A key distinction worth making between ROX and YellOW is that they each accomplished a feat the other was unable to. ROX were able to win a notable big domestic championship, taking down the S6 Summer title, while YellOw made numerous finals of similar stature and never secured a crown, no matter the opponent. YellOw’s feat of beating BoxeR in the KPGA 2nd Tour quarter-final saw him taking a win in an important phase of a big tournament, where ROX never beat SKT in any of the LCK or Worlds play-off series the two contested.
Another detail of note is that the overall rivalry between BoxeR and YellOw was ultimately much closer than SKT and ROX. Throughout their careers, BoxeR and YellOW split games, with YellOw even enjoying a run of eight map wins in 10 played from 2002-10-27 to 2003-04-27. Their final map recorded ended at 31 wins for YellOw and 33 for BoxeR. ROX could only show a far more lackluster 12 game wins to SKT’s 26. Even removing a S5 preseason 2:0 win for SKT only brings ROX within 12 games of their foes.
Both ROX and YellOW were clearly individuals affected by the pressure of the big moment. Their victories in less meaningful matches show they had the ability and skill-sets to defeat their rivals, just not when the added dimension of the spotlight was upon them and thoughts of the championship perhaps floating around in the back of their heads.
This difficulty performing at a peak level under pressure or bringing out big victories in the clutch can be seen by both also suffering key losses to other opponents. ROX inexplicably were reverse swept 2:1 by a WE team with no expectations at the IEM IX World Championship in early 2015, when the Koreans led the LCK standings and thus were considered the defacto world number one team.
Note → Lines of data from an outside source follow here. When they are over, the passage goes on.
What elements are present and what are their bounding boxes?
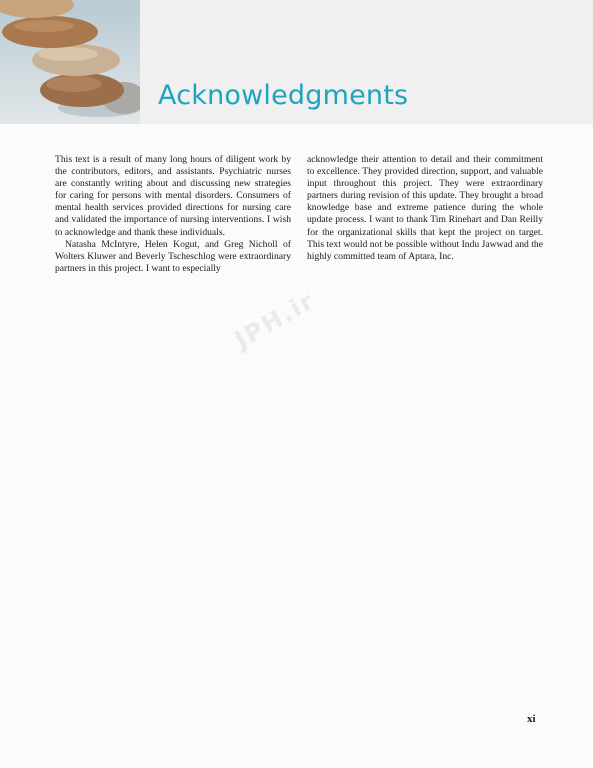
paragraph: This text is a result of many long hours of diligent work by the contributors, editors, and assistants. Psychiatric nurses are constantly writing about and discussing new strategies for caring for persons with mental disorders. Consumers of mental health services provided directions for nursing care and validated the importance of nursing interventions. I wish to acknowledge and thank these individuals. — [55, 154, 291, 238]
paragraph: acknowledge their attention to detail and their commitment to excellence. They provided direction, support, and valuable input throughout this project. They were extraordinary partners during revision of this update. They brought a broad knowledge base and extreme patience during the whole update process. I want to thank Tim Rinehart and Dan Reilly for the organizational skills that kept the project on target. This text would not be possible without Indu Jawwad and the highly committed team of Aptara, Inc. — [307, 154, 543, 262]
stone-middle-highlight — [38, 47, 98, 61]
stone-upper-highlight — [14, 20, 74, 32]
watermark: JPH.ir — [230, 286, 321, 355]
page-title: Acknowledgments — [158, 80, 409, 111]
stacked-stones-image — [0, 0, 140, 124]
text-column-right — [307, 154, 543, 263]
stacked-stones-illustration — [0, 0, 140, 124]
paragraph: Natasha McIntyre, Helen Kogut, and Greg Nicholl of Wolters Kluwer and Beverly Tscheschlog were extraordinary partners in this project. I want to especially — [55, 238, 291, 274]
text-column-left — [55, 154, 291, 275]
stone-bottom-highlight — [46, 76, 102, 92]
page-number: xi — [527, 713, 536, 725]
stone-top — [0, 0, 74, 18]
YellOw lost big finals and semi-finals to many other great players, ensuring it was not only BoxeR preventing him from putting a meaningful trophy on his mantle-piece.
With these figures elite competitors of their day and so often battling for supremacy, with one party famously securing it on almost all occasions, it’s easy to see how different the careers of ROX and YellOw would have been had they been able to defeat their rival.
ROX would have, at a minimum, have won two more LCK titles, a World Championship and reached a second World Championship final. YellOw would have an OSL title, a KPGA Tour title, a WCG title and have made another OSL final. Both would have shot much further up the list of all-time great players, with much healthier resumes to pit against history’s finest. Instead, both are defined by their unsuccessful rivalries against their primary rivals.
That those rivals are themselves the defining champions of specific periods of history and famed for their keen ability to perform under pressure and win in the clutch is both logical and thematically satisfying. These opponents would punish our would-be-champions in key areas of weakness and thus were routinely able to deny them the highest accolades.